Umar Farooq, chief executive of Onyx by J.P. Morgan, a bank-led blockchain platform focused on digital assets, also emphasized the element of continuity between the digital asset space and TradFi, saying: “One thing which crypto does quite a bit — and DeFi does, as well — is reinvent finance, so this is a very fast reinvention of all the stuff you already have invented.”

He cautioned that there was a need in DeFi, in particular, to be conscious of the fact that although the technology was new, its applications were not necessarily so.

“Someone comes up and they do margin lending, and they think it’s something brand new, but it’s been done before,” Farooq said. “Most of this stuff has been done before, and a lot of mistakes have been made — a lot of them by institutions.”

Likening the implosion of self-styled stablecoin Terra and the ensuing collapse of a number of crypto companies to the beginning of the global financial crisis of the late 2000s, he said: “I think we’re in a rapid cycle of repeating all the mistakes, so I’m hoping that what we saw earlier this year is like a mini-2008 and that we’re now done, and that we’re not going to see a real 2008, because I think what you also see from DeFi is that people are interlocking these things, creating leverage upon leverage upon leverage.”

Room for growth

Han Kwee Juan, DBS Bank’s group head of strategy and planning, who has worked with Vázquez Cao and Farooq on Project Guardian, a Monetary Authority of Singapore-led exploration of the potential of asset tokenization and institutional DeFi, said that although they could radically streamline trading and settlement processes, much development work remained to be done in the sector.
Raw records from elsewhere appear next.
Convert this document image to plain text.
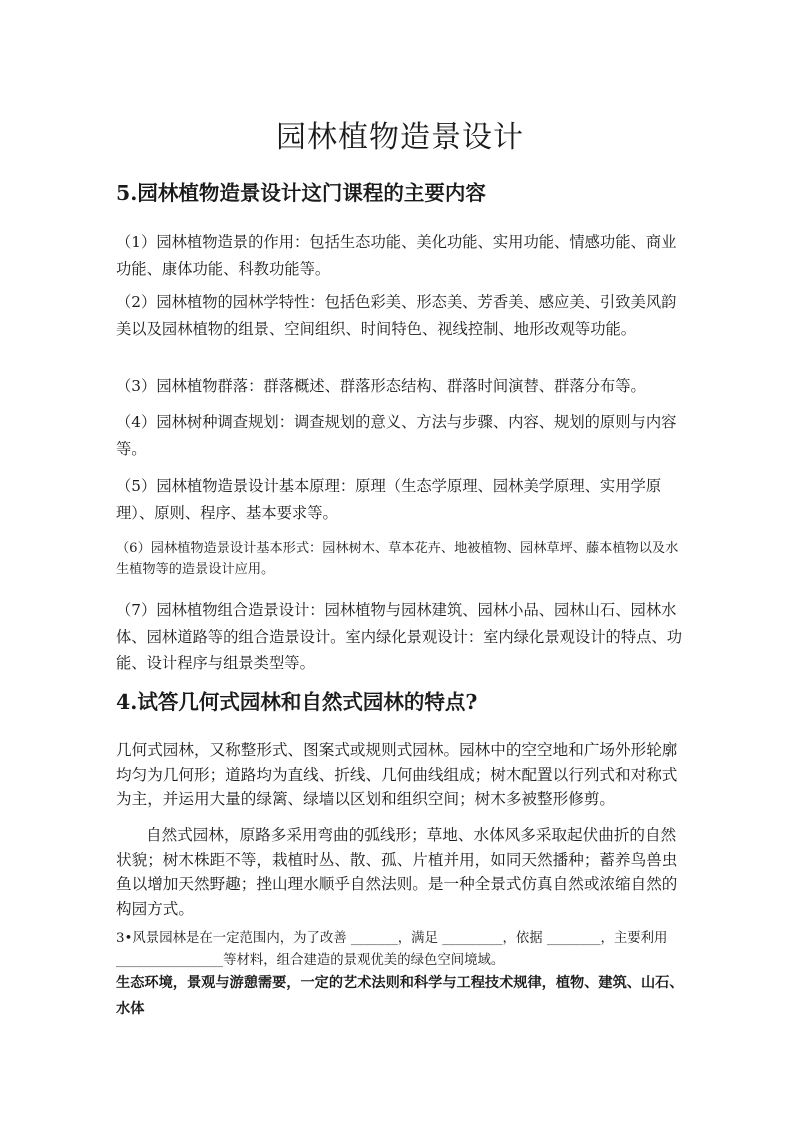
园林植物造景设计
5.园林植物造景设计这门课程的主要内容
（1）园林植物造景的作用：包括生态功能、美化功能、实用功能、情感功能、商业功能、康体功能、科教功能等。
（2）园林植物的园林学特性：包括色彩美、形态美、芳香美、感应美、引致美风韵美以及园林植物的组景、空间组织、时间特色、视线控制、地形改观等功能。
（3）园林植物群落：群落概述、群落形态结构、群落时间演替、群落分布等。
（4）园林树种调查规划：调查规划的意义、方法与步骤、内容、规划的原则与内容等。
（5）园林植物造景设计基本原理：原理（生态学原理、园林美学原理、实用学原理）、原则、程序、基本要求等。
（6）园林植物造景设计基本形式：园林树木、草本花卉、地被植物、园林草坪、藤本植物以及水生植物等的造景设计应用。
（7）园林植物组合造景设计：园林植物与园林建筑、园林小品、园林山石、园林水体、园林道路等的组合造景设计。室内绿化景观设计：室内绿化景观设计的特点、功能、设计程序与组景类型等。
4.试答几何式园林和自然式园林的特点?
几何式园林，又称整形式、图案式或规则式园林。园林中的空空地和广场外形轮廓均匀为几何形；道路均为直线、折线、几何曲线组成；树木配置以行列式和对称式为主，并运用大量的绿篱、绿墙以区划和组织空间；树木多被整形修剪。
自然式园林，原路多采用弯曲的弧线形；草地、水体风多采取起伏曲折的自然状貌；树木株距不等，栽植时丛、散、孤、片植并用，如同天然播种；蓄养鸟兽虫鱼以增加天然野趣；挫山理水顺乎自然法则。是一种全景式仿真自然或浓缩自然的构园方式。
3•风景园林是在一定范围内，为了改善 _______，满足 _________，依据 ________，主要利用________________等材料，组合建造的景观优美的绿色空间境域。
生态环境，景观与游憩需要，一定的艺术法则和科学与工程技术规律，植物、建筑、山石、水体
“For all the positioning that we hear out there on DeFi protocols, if you look at the automated market maker pricing mechanisms that they use to price transactions, they’re actually quite rudimentary,” he said. “When you compare that against the kind of trades that are done in TradFi or in the OTC (over-the-counter) market between banks today, the [TradFi] pricing mechanism is a lot more complex.”
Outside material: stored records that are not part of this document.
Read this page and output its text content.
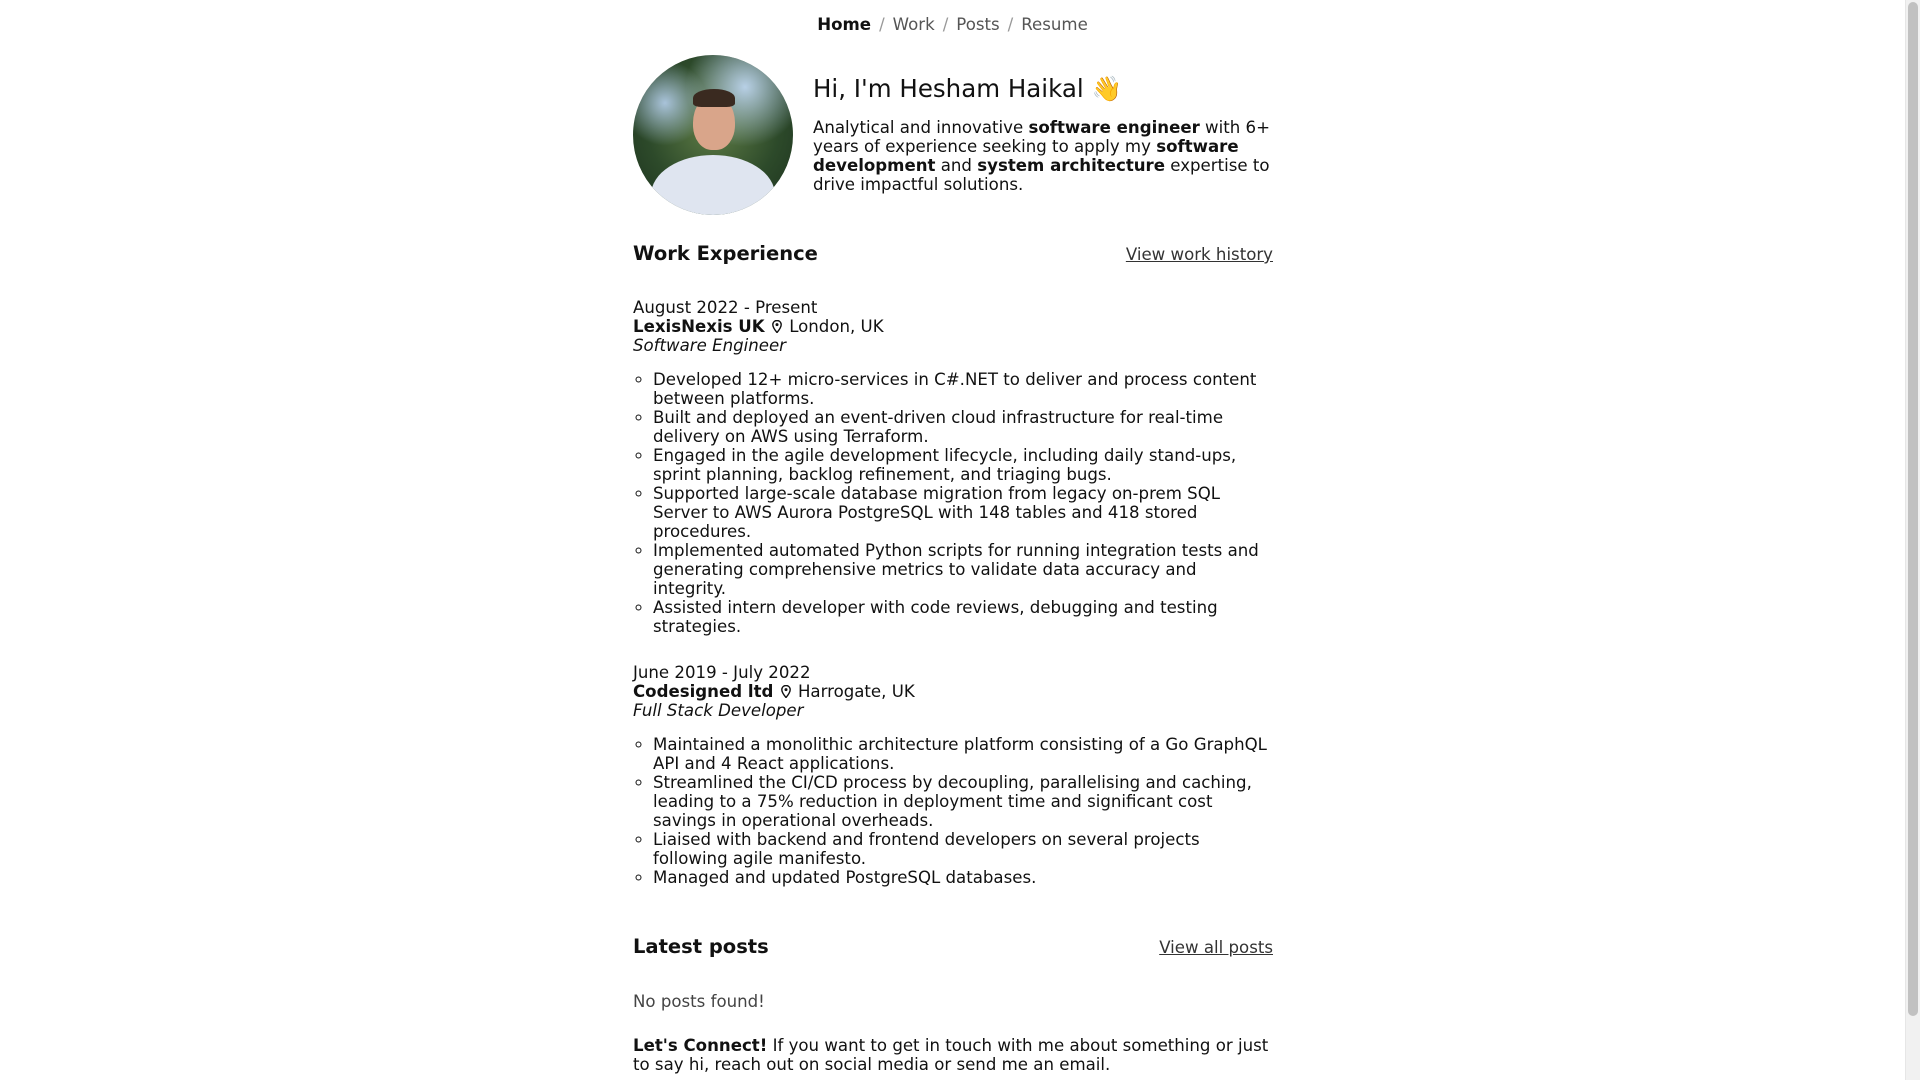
Home / Work / Posts / Resume
Hi, I'm Hesham Haikal 👋

Analytical and innovative software engineer with 6+ years of experience seeking to apply my software development and system architecture expertise to drive impactful solutions.

Work Experience	View work history
August 2022 - Present
LexisNexis UK London, UK
Software Engineer
◦ Developed 12+ micro-services in C#.NET to deliver and process content between platforms.
◦ Built and deployed an event-driven cloud infrastructure for real-time delivery on AWS using Terraform.
◦ Engaged in the agile development lifecycle, including daily stand-ups, sprint planning, backlog refinement, and triaging bugs.
◦ Supported large-scale database migration from legacy on-prem SQL Server to AWS Aurora PostgreSQL with 148 tables and 418 stored procedures.
◦ Implemented automated Python scripts for running integration tests and generating comprehensive metrics to validate data accuracy and integrity.
◦ Assisted intern developer with code reviews, debugging and testing strategies.
June 2019 - July 2022
Codesigned ltd Harrogate, UK
Full Stack Developer
◦ Maintained a monolithic architecture platform consisting of a Go GraphQL API and 4 React applications.
◦ Streamlined the CI/CD process by decoupling, parallelising and caching, leading to a 75% reduction in deployment time and significant cost savings in operational overheads.
◦ Liaised with backend and frontend developers on several projects following agile manifesto.
◦ Managed and updated PostgreSQL databases.
Latest posts	View all posts
No posts found!

Let's Connect! If you want to get in touch with me about something or just to say hi, reach out on social media or send me an email.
Despite the novelty of DeFi, Han questioned the notion that it represented a fundamental departure from TradFi, saying: “Are we reinventing stuff? The answer is yes and no. I won’t say that it’s a bifurcation between DeFi and TradFi … It is not. At the end of the day it is the technology.
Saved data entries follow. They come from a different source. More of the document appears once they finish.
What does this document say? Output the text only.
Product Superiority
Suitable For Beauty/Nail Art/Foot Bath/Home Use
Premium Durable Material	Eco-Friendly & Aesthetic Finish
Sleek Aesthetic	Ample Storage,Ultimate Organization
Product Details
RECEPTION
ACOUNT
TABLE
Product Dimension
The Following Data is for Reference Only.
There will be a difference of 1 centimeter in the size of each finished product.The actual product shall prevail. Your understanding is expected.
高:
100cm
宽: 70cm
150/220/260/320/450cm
“What we’re saying is that we want to use that same technology, but applying the current trading activities that you would do in the TradFi world, leveraging the efficiency that you’re going to get off this technology.”

Circle’s Disparte said that the way in which the digital asset industry leaned into and emulated existing finance sector practices rather than parting company with them called for its regulation along the lines of established practices in TradFi, a sentiment echoed by participants in panel discussions.

“My message generally to any regulator and policymaker who’ll listen is ‘hurry up and wait’ is not a strategy,” Disparte said. “The innovation is here to stay — the technology is here to stay … so the highest bar for regulators is activity-based, risk adjusted, technology-neutral regulation.

“If you want to compete in the 21st century, you want to effectively enable these technologies as part of your normal operating infrastructure.”